Alors que les entreprises européennes sont encore sous le choc de la pandémie, de l'instabilité géopolitique et de l'inflation, elles peinent à consacrer des ressources à cet ensemble peu familier, vaste et complexe d'exigences en matière de rapports. Nombre d'entre elles font l'expérience d'une courbe d'apprentissage abrupte alors qu'elles communiquent des mesures pour la première fois, tandis que celles qui ont communiqué des informations dans le cadre de la directive sur les rapports non financiers - ou qui publient des rapports ESG sur mesure - ne sont pas certaines de fournir toutes les informations requises par la directive sur la responsabilité sociale des entreprises (CSRD).
Dans une étude, Clarity AI a analysé les informations communiquées par 2 100 entreprises du champ de l'enquête sur des paramètres quantitatifs et des points de divulgation de la politique sélectionnés parmi 10 thèmes. Les résultats ont montré que même les mesures les plus courantes sont communiquées relativement rarement par les entreprises qui feront partie de la première vague de divulgation de la CSRD (voir figure 1). Dans l'ensemble, seule la moitié de ces points de données étaient déjà divulgués, ce qui signifie que de nombreuses entreprises du champ d'application - sous réserve de leur évaluation de l'importance relative - devront innover pour satisfaire aux obligations de la CSRD.
Figure 1. Pourcentage d'entreprises faisant déjà rapport sur les indicateurs CSRD
Repenser la réglementation sur l'investissement durable pour un impact réel
Ces obstacles passés ou potentiels offrent de nombreux éléments de réflexion aux décideurs politiques et aux investisseurs. Pour les premiers, les 265 milliards de dollars mobilisés par la loi américaine sur la réduction de l'inflation pour des investissements dans les énergies propres au cours des deux dernières années prouvent que la carotte et le bâton permettent d'orienter les capitaux privés vers des objectifs écologiques.
Les efforts déployés par les gestionnaires d'actifs pour se conformer aux réglementations européennes en matière de développement durable - ou pour éviter de les enfreindre - confirment les limites des approches fondées sur des règles dans un secteur où il existe de nombreuses façons de faire les choses. Avec l'arrivée d'une nouvelle Commission, l'UE aura l'occasion d'envisager une approche réglementaire davantage fondée sur des principes. Dans certains cas, cela pourrait être préférable. Par exemple, des lignes directrices générales pour les fonds axés sur la transition permettent aux professionnels de l'investissement de se concentrer sur les possibilités de décarbonisation de l'économie, et pas seulement sur leurs portefeuilles.

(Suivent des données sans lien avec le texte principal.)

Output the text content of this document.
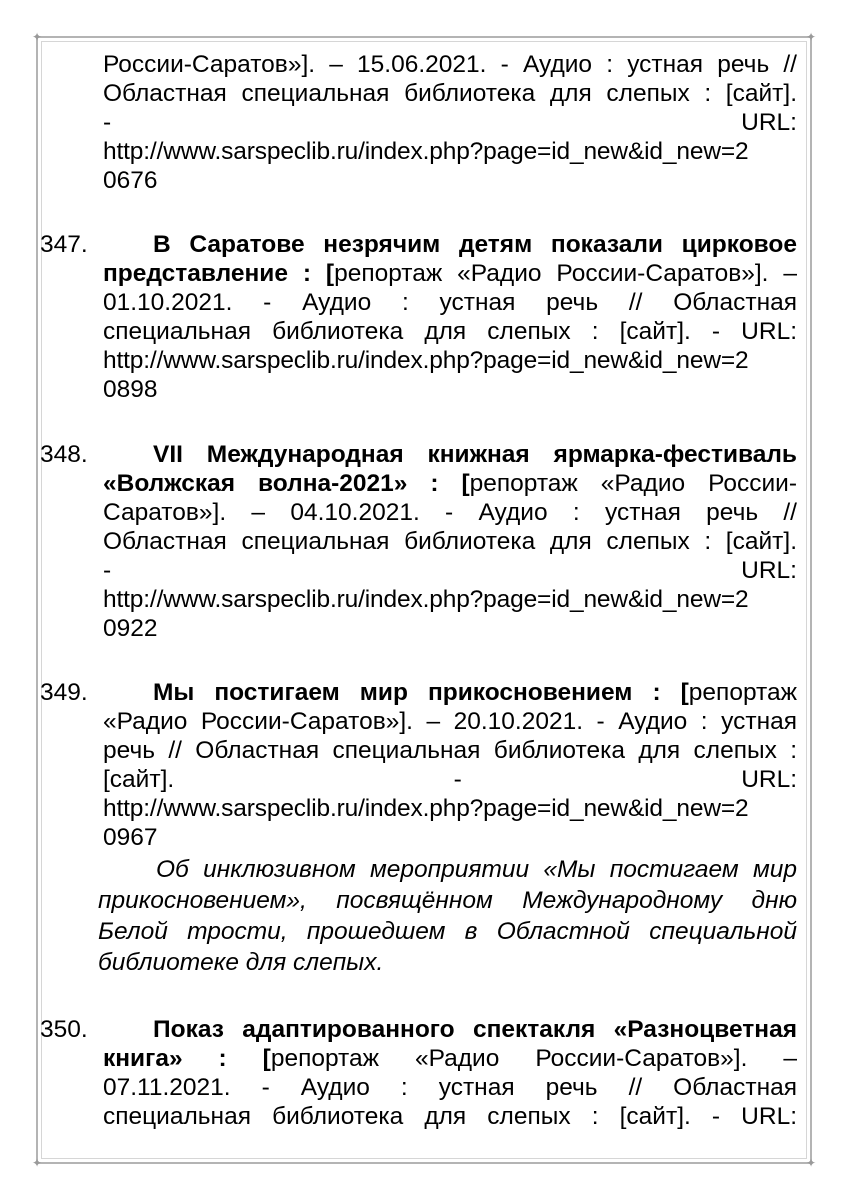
✦	✦
✦	✦
России-Саратов»]. – 15.06.2021. - Аудио : устная речь //
Областная специальная библиотека для слепых : [сайт].
-	URL:
http://www.sarspeclib.ru/index.php?page=id_new&id_new=2
0676
347.	В Саратове незрячим детям показали цирковое
представление : [репортаж «Радио России-Саратов»]. –
01.10.2021. - Аудио : устная речь // Областная
специальная библиотека для слепых : [сайт]. - URL:
http://www.sarspeclib.ru/index.php?page=id_new&id_new=2
0898
348.	VII Международная книжная ярмарка-фестиваль
«Волжская волна-2021» : [репортаж «Радио России-
Саратов»]. – 04.10.2021. - Аудио : устная речь //
Областная специальная библиотека для слепых : [сайт].
-	URL:
http://www.sarspeclib.ru/index.php?page=id_new&id_new=2
0922
349.	Мы постигаем мир прикосновением : [репортаж
«Радио России-Саратов»]. – 20.10.2021. - Аудио : устная
речь // Областная специальная библиотека для слепых :
[сайт].	-	URL:
http://www.sarspeclib.ru/index.php?page=id_new&id_new=2
0967
Об инклюзивном мероприятии «Мы постигаем мир
прикосновением», посвящённом Международному дню
Белой трости, прошедшем в Областной специальной
библиотеке для слепых.
350.	Показ адаптированного спектакля «Разноцветная
книга» : [репортаж «Радио России-Саратов»]. –
07.11.2021. - Аудио : устная речь // Областная
специальная библиотека для слепых : [сайт]. - URL:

Enfin, à mesure que les différentes juridictions développent leurs cadres de financement durable, le besoin de niveaux d'interopérabilité plus profonds et plus significatifs devient évident. Les organismes de normalisation ont tenu à souligner leurs efforts de coordination dans l'intérêt des utilisateurs finaux, mais les réactions du marché suggèrent qu'il s'agit encore d'un travail en cours, avec de nombreuses lacunes pratiques à combler. L'International Sustainability Standards Board est confronté à un défi de taille : veiller à ce que la mise en œuvre de ses normes au niveau national permette l'interopérabilité et l'équivalence avec d'autres juridictions et d'autres cadres.
Les projets visant à aligner davantage les taxonomies lors de la COP29 sont accueillis avec impatience, mais des initiatives aussi ambitieuses ne produiront pas de résultats du jour au lendemain.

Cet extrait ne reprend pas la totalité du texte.